まずFacebookを基点にブログのLikeやコメントが増えていくと、はてなブックマーク(はてブ)に飛び火します。はてブに火が付くと、Botなども介在してTwitterでバズが回りだします。ここまでくると、Facebook、はてブ、Twitterが相乗効果を出しながらバズが広がっていくんです。

こういうバズを発火させる最初の燃料投下場所としては自力で投稿をコントロールできるFacebookが最適だと思い、ずっと重視していました。
――ではTwitterを今のように使い始めたのは、どんなきっかけが?
枌谷:Twitterは日本上陸した頃にアカウントだけは作っていましたが、ほとんど放置していました。当時のタイムラインはほぼ時系列で、自分で発信をコントロールできる余地が少ないと思っていたからです。ですが2016年末頃に本格的にやろうと決めました。2017年にIT業界で盛り上がるより、ちょっと早かった感じですかね。

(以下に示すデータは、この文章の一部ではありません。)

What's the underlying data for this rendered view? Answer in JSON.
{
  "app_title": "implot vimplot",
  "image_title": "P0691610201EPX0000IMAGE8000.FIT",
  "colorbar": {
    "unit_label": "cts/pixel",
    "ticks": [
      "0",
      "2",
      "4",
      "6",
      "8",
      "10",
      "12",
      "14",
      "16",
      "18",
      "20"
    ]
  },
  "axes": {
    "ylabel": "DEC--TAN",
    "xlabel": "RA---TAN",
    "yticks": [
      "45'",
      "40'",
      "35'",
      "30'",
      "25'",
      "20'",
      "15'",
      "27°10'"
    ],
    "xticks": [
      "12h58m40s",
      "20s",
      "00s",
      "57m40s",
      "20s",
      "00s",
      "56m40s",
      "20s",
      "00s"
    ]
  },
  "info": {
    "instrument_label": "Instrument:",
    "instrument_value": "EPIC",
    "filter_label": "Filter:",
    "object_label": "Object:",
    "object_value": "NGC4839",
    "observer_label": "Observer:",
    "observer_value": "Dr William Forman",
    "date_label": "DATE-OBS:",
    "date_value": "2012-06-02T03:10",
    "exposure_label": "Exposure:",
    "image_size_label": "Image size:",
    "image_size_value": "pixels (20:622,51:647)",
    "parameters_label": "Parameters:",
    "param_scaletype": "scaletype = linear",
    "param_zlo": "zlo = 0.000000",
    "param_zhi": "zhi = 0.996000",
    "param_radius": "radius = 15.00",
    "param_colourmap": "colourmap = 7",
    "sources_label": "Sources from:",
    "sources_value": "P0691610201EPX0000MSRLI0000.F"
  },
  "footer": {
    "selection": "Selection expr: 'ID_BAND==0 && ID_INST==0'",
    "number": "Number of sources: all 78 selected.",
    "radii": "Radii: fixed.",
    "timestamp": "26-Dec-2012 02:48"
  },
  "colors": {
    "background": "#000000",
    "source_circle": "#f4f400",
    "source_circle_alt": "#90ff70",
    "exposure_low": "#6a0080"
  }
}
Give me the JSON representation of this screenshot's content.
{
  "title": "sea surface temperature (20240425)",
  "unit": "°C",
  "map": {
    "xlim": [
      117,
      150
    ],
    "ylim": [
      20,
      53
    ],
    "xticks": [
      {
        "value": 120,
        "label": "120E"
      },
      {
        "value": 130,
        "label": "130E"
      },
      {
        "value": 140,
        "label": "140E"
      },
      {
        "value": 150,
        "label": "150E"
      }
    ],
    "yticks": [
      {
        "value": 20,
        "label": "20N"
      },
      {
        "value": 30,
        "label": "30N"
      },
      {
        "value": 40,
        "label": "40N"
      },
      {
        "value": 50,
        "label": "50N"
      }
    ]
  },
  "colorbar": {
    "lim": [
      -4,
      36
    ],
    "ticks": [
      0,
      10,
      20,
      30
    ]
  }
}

なぜ僕がTwitterに本腰を入れ始めたかは、実は全然戦略的ではなくて。ある日うちの社員が、自分が読んだ本を細かくまとめてTwitterで小さくアウトプットしているのを見つけたんです。それを見て僕も「面白いな」と思って、真似し始めたのがきっかけです。
僕やベイジという会社は、なんでもかんでも戦略的に考えて行動してるって思われてる節もあるのですが、実はそうでもなくて。ブログもTwitterも最初の動機は「面白そう」でした。興味本位で始めたことの中から、うまく回り始るものが出てくるんです。そして、ある程度成果が見えるようになってから、ちゃんと戦略に組み込んでいきます。だからあまり大きな失敗しない。始める動機は大抵、あまり戦略的じゃないんです。
――面白そうで始めたTwitterですが、手応えはどこで感じていましたか?
枌谷:最初は、ちょっとしたツイートでイイネが100くらい付いて、これはブログよりも手間もかからず簡単だなって思いました。そうして書き方を色々試していく中で、何万もリツイートされ、数百万もインプレッションされ、「こりゃ、すごいな」と。
ある時からは「1万フォロワーを目標にしよう」と思い始めて、ツイートに対する反応やフォロワー数の変化を見ながらずっと実験をし続けていきました。1万フォロワーという目標を意識するようになったのは、本腰を入れてやり始めて数か月くらいしてからじゃないでしょうか。
でもその時も「これはビジネスになる」というより、「これは面白いぞ」くらいの感覚でしたけどね。